The museum hopes to display up to 40 boats,
showing 5,000 years of boatbuilding and will be part of a larger programme
involving the restoration of the Hall of Clestrain the family home
of Arctic explorer John Rae, the man who discovered the fate of the Franklin
expedition.
The project has been several years in the
pipeline, according to Len Wilson, former boatbuilder and secretary of
the Orkney Yole Association.
He is also a director of the boat museum
project.
It has been difficult finding a suitable
site, he said. Up to date, my role has been really identifying
exhibits.
It is also hoped to have a boat shed and
resident boatbuilder on site, Mr Wilson explained.

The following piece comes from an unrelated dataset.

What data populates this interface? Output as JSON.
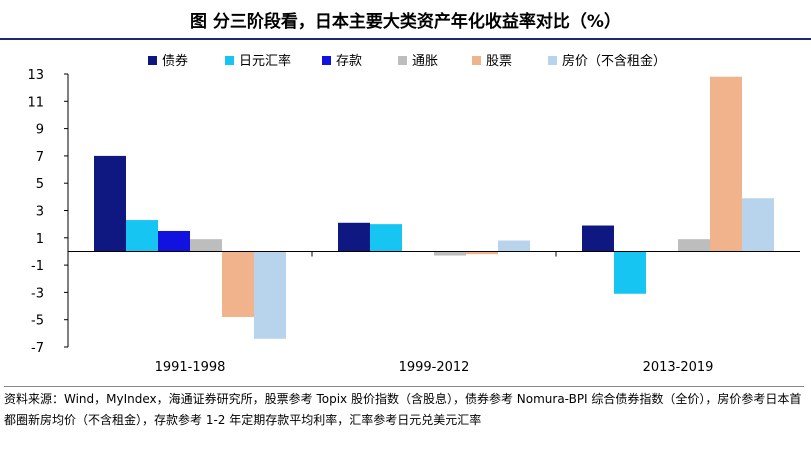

It is important to have the skills
in the county, so if anybody needs advice they can call on them. The plan
is to advertise for an apprenticeship and involve a local boatbuilder
and Orkney College.
Including the history of John Rae allows
them to kill two birds with one stone and detail the life
of one of Orkneys important sons in the home where he was born.

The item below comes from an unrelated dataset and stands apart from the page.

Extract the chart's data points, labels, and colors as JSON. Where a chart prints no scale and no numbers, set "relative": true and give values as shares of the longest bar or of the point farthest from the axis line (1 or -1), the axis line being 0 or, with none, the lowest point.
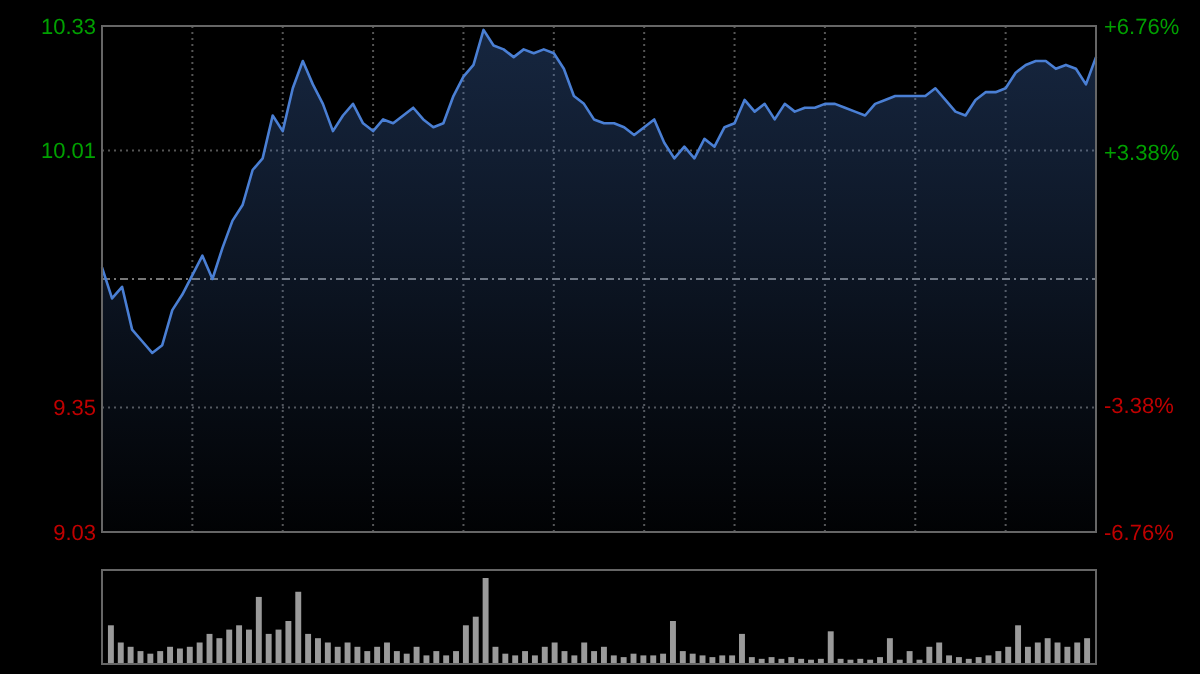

We would like to see activities taking
place near the museum, Mr Wilson continued.
We plan to put in a launching site.
There is an old noust there and rocks where John Rae and others used to
land. We are not going to disturb that the slipway would be past
it, a bit along the shore.
The Hall of Clestrain stands one and a
half stories high with a basement.
The house is harled with stone dressings
and an elegantly-curved stair approaches a low, moulded doorway. But the
property, which has been deserted for years, is in a derelict state, with
most of the original interior destroyed.
Alongside the launch of the project in
the Pier Arts Centre last night, there was also the launch of the Friends
of Orkney Boat Museum.
Steve Callaghan, heritage officer at Orkney
Islands Council, explained that the exhibits on offer could include a
prehistoric oak log boat, Orkney yoles, Westray skiffs, flatties, dinghies
and fifies and zulus from the herring industry.
While introducing the subject there could
be links to other sites such as the Stromness Museum, Scapa Flow Visitor
Centre and Museum, Longhope Lifeboat Museum and others, Mr Callaghan said.
Other themes could include creels and inshore
fishing, deep sea fishing, customs and smuggling, the Orkney pirate Pirate
Gow, birds eggs collecting, lifeboats and lifesaving apparatus,
shipwrecks and much more.
A former house on the site where the hall
now stands was raided by John Gow in 1725, but his men left with very
little. The treasure had been hidden under a pile of feathers in an attic
room, while other valuables were concealed under the skirts of the lady
of the house and her daughters.
But the property will be most remembered
as the birthplace of John Rae on September 30, 1813.